Drew Ferguson, R-West Point, the newly-sworn-in representative for Georgia's 3rd Congressional District.

Credit: Tamar Hallerman

Credit: Tamar Hallerman

Drew Ferguson, R-West Point, the newly-sworn-in representative for Georgia's 3rd Congressional District.

WASHINGTON -- Dentist Drew Ferguson was sworn in Tuesday as the newest member of Georgia's congressional delegation, taking the West Georgia seat held by fellow Republican Lynn Westmoreland for more than a decade.

Ferguson emerged out of a seven-man primary earlier this spring and consolidated the support of business-oriented Republicans, including the retiring Westmoreland, in an expensive and bitterly-contested GOP runoff against state Sen. Mike Crane that became a proxy battle for control of the party. He cruised to victory against Democrat Angela Pendley in November in the safe Republican 3rd Congressional District, which stretches from Peachtree City to the northern suburbs of Columbus.

The former mayor of West Point, Ferguson used the uplifting story of his hometown’s economic turnaround as a main tenet of his campaign. Ferguson came on board as mayor in 2008, shortly after the ink had dried on a massive deal with Kia that brought thousands of jobs to the area.

“We reunited the community, we reloaded, we rebuilt, and if we can do that here at the local level …. we can take those same leadership skills to Washington,” Ferguson said in an interview last spring.

He's pledged to sign on in support of a constitutional amendment instituting term limits for members of Congress and is supportive of a flat tax system.

Frustration with the sluggish pace of economic recovery and the Obama administration's red tape were some of the reasons why Ferguson said he chose to run for Congress in the first place.

“How did we get to be the bad guys?

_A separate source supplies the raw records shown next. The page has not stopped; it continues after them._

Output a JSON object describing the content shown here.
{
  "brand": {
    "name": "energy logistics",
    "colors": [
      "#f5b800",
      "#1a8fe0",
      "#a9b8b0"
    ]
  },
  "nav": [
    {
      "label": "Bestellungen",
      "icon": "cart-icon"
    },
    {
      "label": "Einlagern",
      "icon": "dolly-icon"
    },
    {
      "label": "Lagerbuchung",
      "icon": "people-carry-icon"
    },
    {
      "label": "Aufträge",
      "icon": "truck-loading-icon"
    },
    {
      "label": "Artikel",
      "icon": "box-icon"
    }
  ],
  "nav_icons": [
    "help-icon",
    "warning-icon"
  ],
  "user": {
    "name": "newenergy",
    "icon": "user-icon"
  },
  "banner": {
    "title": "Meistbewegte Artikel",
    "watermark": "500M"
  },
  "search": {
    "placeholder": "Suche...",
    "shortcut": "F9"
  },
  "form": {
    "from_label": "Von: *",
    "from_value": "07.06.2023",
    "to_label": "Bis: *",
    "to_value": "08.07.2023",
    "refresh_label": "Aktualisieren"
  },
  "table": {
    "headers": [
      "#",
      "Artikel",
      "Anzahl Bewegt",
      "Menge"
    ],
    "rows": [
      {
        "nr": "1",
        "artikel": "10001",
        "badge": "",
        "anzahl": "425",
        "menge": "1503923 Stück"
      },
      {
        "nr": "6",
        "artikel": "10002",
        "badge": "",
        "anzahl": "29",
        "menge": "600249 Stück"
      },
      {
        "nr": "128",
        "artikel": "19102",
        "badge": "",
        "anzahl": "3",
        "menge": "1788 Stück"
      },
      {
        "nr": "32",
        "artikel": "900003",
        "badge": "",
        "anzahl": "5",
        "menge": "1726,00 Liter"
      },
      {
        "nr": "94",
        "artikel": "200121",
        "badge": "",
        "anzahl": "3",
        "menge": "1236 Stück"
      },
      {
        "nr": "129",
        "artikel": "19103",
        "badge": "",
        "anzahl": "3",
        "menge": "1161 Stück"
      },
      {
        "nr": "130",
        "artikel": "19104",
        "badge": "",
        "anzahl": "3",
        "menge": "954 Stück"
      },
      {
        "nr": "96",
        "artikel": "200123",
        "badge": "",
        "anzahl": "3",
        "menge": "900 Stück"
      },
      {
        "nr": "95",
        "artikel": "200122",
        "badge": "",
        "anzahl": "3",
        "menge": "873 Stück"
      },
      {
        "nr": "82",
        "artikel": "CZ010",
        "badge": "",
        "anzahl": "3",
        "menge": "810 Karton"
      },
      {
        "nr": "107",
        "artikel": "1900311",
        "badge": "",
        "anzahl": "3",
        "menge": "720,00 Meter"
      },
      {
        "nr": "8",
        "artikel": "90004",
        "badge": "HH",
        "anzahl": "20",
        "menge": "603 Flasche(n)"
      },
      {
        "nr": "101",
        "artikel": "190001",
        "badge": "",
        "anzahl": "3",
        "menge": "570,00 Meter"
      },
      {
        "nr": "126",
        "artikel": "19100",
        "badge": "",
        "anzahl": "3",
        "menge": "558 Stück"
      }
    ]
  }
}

That dream of working hard, owning your own business, raising your family the right way, buying a home, putting a little bit of money away, meeting our payrolls –- when did that American dream go wrong and when did I and so many others like me get to be the bad guys?” Ferguson previously said.

When it comes to gun rights, national defense and diplomacy, Ferguson largely falls in line with the Republican orthodoxy. He's advocated for stemming the flow of "unvetted refugees" from Syria, bolstering defense spending and rejecting the Iran nuclear deal.